Department of Ecology and Evolutionary Biology, University of Michigan, 830 N. University, Ann Arbor, MI 48109, USA.
Syst Biol. 2018 Mar 1;67(2):328-339. doi: 10.1093/sysbio/syx072.
The recent surge in enthusiasm for simultaneously inferring relationships from extinct and extant species has reinvigorated interest in statistical approaches for modeling morphological evolution. Current statistical methods use the Mk model to describe substitutions between discrete character states. Although representing a significant step forward, the Mk model presents challenges in biological interpretation, and its adequacy in modeling morphological evolution has not been well explored. Another major hurdle in morphological phylogenetics concerns the process of character coding of discrete characters. The often subjective nature of discrete character coding can generate discordant results that are rooted in individual researchers' subjective interpretations. Employing continuous measurements to infer phylogenies may alleviate some of these issues. Although not widely used in the inference of topology, models describing the evolution of continuous characters have been well examined, and their statistical behavior is well understood. Also, continuous measurements avoid the substantial ambiguity often associated with the assignment of discrete characters to states. I present a set of simulations to determine whether use of continuous characters is a feasible alternative or supplement to discrete characters for inferring phylogeny. I compare relative reconstruction accuracy by inferring phylogenies from simulated continuous and discrete characters. These tests demonstrate significant promise for continuous traits by demonstrating their higher overall accuracy as compared to reconstruction from discrete characters under Mk when simulated under unbounded Brownian motion, and equal performance when simulated under an Ornstein-Uhlenbeck model. Continuous characters also perform reasonably well in the presence of covariance between sites. I argue that inferring phylogenies directly from continuous traits may be benefit efforts to maximize phylogenetic information in morphological data sets by preserving larger variation in state space compared to many discretization schemes. I also suggest that the use of continuous trait models in phylogenetic reconstruction may alleviate potential concerns of discrete character model adequacy, while identifying areas that require further study in this area. This study provides an initial controlled demonstration of the efficacy of continuous characters in phylogenetic inference.
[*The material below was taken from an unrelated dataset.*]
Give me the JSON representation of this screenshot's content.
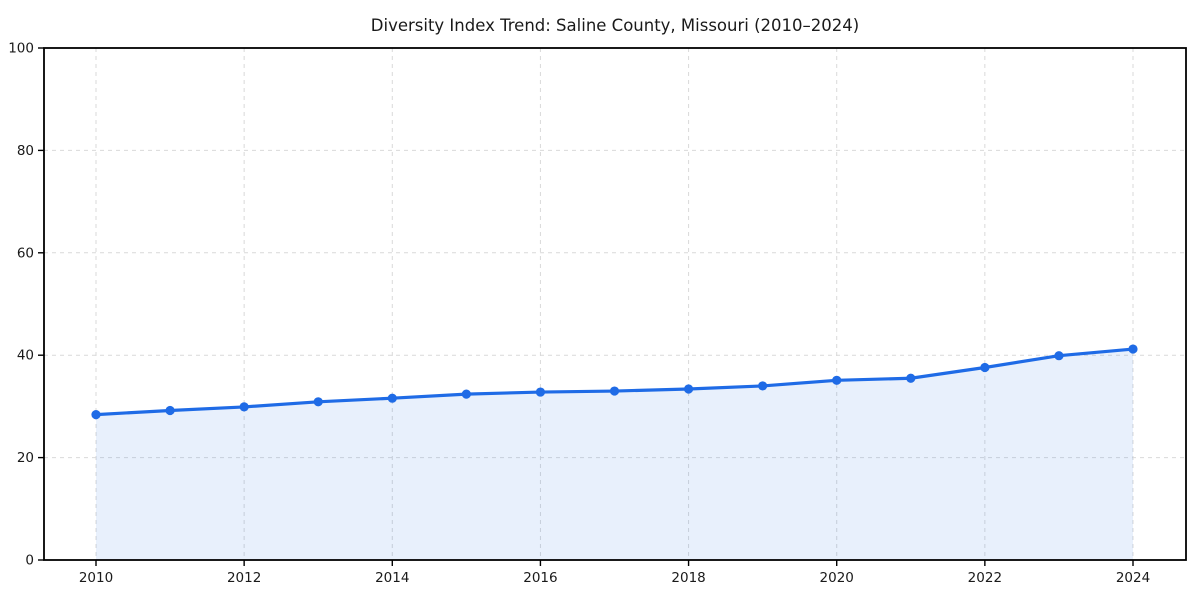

近期,人们对同时推断灭绝物种和现存物种之间关系的兴趣大增,这重新激发了人们对用于模拟形态进化的统计方法的兴趣。当前的统计方法使用 Mk 模型来描述离散特征状态之间的替换。尽管这代表了向前迈出的重要一步,但 Mk 模型在生物学解释方面存在挑战,其在模拟形态进化方面的充分性尚未得到很好的探索。形态系统发生学的另一个主要障碍涉及离散特征编码的特征编码过程。离散特征编码的主观性往往会产生源于个别研究人员主观解释的不一致结果。使用连续测量值推断系统发育可能会缓解其中的一些问题。尽管在拓扑推断中未广泛使用,但描述连续特征进化的模型已经得到了很好的检验,并且其统计行为也得到了很好的理解。此外,连续测量值避免了与将离散特征分配给状态相关的大量歧义。我提出了一组模拟实验,以确定使用连续特征是否是推断系统发育的离散特征的可行替代或补充。我通过从模拟的连续和离散特征推断系统发育来比较相对重建准确性。这些测试通过在模拟无界布朗运动下,与 Mk 相比,显示出连续特征的整体准确性更高,而在模拟奥恩斯坦 - 乌伦贝克模型下,性能相等,从而为连续特征提供了很大的希望。在存在站点之间协方差的情况下,连续特征的表现也相当不错。我认为,与离散特征相比,直接从连续特征推断系统发育可能会通过与许多离散化方案相比,保留更大的状态空间变化,从而有助于最大限度地提高形态数据集的系统发育信息。我还建议,在系统发育重建中使用连续特征模型可能会减轻离散特征模型充分性的潜在问题,同时确定该领域需要进一步研究的领域。本研究提供了连续特征在系统发育推断中的功效的初步对照演示。